HOLLYWOOD POLAROIDS

Saturday

CAT KILLER CONFESSES: biggest asshole in new york city comes clean

Possible serial killer and child molester (due to psychological pre-disposition studies)and confirmed kitty bludgeoner Joseph Petcka came the closest he has to an apology yesterday, telling jurors his fatal kicking of Norman, his girlfriend's orange house tabby, was "bad."

"A bad, violent reaction," Petcka admitted of his steel-toed motorcycle-boot blows that sent little Norman to the crematory and Petcka to Manhattan Supreme Court on felony animal-cruelty charges.

The out-of-work actor's act of cat-trition came as he concluded two days on the witness stand, trying to convince a jury that he punted the poor puss only after the animal twice sunk its fangs into his right hand.

Under state agricultural law, violence against a companion animal is a felony only if the inflicted cruelty is for "no justifiable purpose."

In apparent hope of proving that justification, Petcka had spent Thursday afternoon earnestly describing how the 73⁄4-pound Norman "reared around," "lunged" and "growled" while attacking.

The saga continued yesterday, with Petcka rising in his business suit to his full 6-foot-2 height, twisting his body and even waving his arms and legs to demonstrate from the witness stand the disturbing occurrences last year in the living room of his girlfriend's Greenwich Street apartment.

"He extended himself toward my legs," Petcka testified, grasping at the air before him as he described how Norman "lunged" at him from beneath a desk.

Norman had already bit him once at this point, he said - causing blood to come "bubbling" out of his right hand - and the girlfriend, Sports Illustrated reporter Lisa Altobelli, had already stormed out of the apartment after the pair argued and Petcka shouted, "You love that cat more than me!"

"His arms were outstretched," Petcka said of how the raging Norman erupted into view. "And his teeth were bared, and he came at me in one fell swoop."

"Is it fair to say that Norman pushed you backwards?" asked prosecutor Leila Kermani.

"Objection!" shouted defense lawyer Charles Hochbaum. "He said he lunged at him!" the prosecutor protested.

Justice Daniel FitzGerald told her to rephrase her question.

"Did he lunge at you?" she asked.

"Yes."

"And did that lunging cause you to fall backward?" she continued.

"Yes," Petcka sighed. "All I remember is landing on the coffee table, with a thud.

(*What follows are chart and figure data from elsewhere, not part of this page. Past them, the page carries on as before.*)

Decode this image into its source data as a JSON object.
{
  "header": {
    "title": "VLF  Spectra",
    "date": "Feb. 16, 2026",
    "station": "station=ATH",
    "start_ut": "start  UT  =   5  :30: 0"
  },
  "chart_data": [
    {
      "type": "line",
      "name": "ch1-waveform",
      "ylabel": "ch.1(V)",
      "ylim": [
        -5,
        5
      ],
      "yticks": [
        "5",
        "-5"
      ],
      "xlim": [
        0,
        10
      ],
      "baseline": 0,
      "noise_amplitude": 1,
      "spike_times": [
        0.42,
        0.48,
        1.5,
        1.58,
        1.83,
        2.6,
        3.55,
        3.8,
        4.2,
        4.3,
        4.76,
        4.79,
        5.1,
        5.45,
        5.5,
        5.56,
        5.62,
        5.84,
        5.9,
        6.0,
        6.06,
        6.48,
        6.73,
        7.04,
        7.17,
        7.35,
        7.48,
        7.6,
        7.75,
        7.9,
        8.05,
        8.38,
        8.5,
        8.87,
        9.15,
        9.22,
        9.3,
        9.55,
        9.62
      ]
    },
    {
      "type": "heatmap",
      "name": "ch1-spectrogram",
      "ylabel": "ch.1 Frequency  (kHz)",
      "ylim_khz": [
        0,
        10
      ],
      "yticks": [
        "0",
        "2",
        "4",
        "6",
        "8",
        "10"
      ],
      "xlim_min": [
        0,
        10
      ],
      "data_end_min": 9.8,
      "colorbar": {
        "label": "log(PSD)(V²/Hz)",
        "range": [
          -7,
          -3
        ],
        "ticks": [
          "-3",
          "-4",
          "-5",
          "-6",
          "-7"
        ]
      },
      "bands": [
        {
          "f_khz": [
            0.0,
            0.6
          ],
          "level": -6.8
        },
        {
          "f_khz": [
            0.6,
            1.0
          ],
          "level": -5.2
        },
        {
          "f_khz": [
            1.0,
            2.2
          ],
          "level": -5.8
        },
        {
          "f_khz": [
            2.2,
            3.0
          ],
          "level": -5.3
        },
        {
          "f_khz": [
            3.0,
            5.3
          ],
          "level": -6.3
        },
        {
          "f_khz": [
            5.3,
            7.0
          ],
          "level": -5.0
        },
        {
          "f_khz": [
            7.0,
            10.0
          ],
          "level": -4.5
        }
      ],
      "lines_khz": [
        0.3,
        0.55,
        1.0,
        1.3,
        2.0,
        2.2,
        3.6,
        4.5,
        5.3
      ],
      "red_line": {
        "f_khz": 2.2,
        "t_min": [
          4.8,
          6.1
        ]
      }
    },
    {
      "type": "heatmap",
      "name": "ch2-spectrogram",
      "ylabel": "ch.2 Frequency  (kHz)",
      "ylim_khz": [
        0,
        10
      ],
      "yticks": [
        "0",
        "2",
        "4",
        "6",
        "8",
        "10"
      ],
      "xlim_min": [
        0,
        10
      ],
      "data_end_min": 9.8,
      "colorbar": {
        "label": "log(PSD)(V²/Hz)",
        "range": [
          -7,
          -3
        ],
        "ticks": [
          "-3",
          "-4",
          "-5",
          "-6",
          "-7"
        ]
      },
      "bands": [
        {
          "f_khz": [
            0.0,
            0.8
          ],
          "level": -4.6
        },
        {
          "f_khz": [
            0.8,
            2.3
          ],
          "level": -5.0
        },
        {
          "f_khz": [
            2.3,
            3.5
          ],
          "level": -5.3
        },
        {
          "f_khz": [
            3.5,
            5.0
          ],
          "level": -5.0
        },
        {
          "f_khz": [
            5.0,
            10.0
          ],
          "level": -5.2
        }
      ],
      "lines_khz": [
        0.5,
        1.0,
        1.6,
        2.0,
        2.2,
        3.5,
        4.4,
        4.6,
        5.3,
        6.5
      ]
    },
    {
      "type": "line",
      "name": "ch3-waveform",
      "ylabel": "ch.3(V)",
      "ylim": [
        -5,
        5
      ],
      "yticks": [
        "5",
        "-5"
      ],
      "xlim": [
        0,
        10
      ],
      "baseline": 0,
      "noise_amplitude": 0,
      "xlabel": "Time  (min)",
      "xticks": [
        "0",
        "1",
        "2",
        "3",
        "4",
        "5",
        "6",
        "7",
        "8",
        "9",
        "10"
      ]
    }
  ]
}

With a thump."

A prosecution veterinarian on Thursday had compared the kicking force necessary to cause Norman's internal injuries to the force a soccer player uses to propel a ball to the goal.

Yesterday, Petcka offered a more mild recreational analogy. Sitting on the coffee table and kicking Norman, he insisted, was more like riding a bike.

"I swung my hand up when he bit into my thumb, and then I threw back - to get my face and neck out of the way - because I didn't know if he was going to jump."

"And then I started to kick my legs like a bicycle."

He lifted up his long legs and began manipulating an invisible bike, narrating as he pedaled. "Kick and kick," he said. "Up. Down. Yeah."

Petcka's account concluded testimony in the trial. Summations in the bizarre case are scheduled for Monday.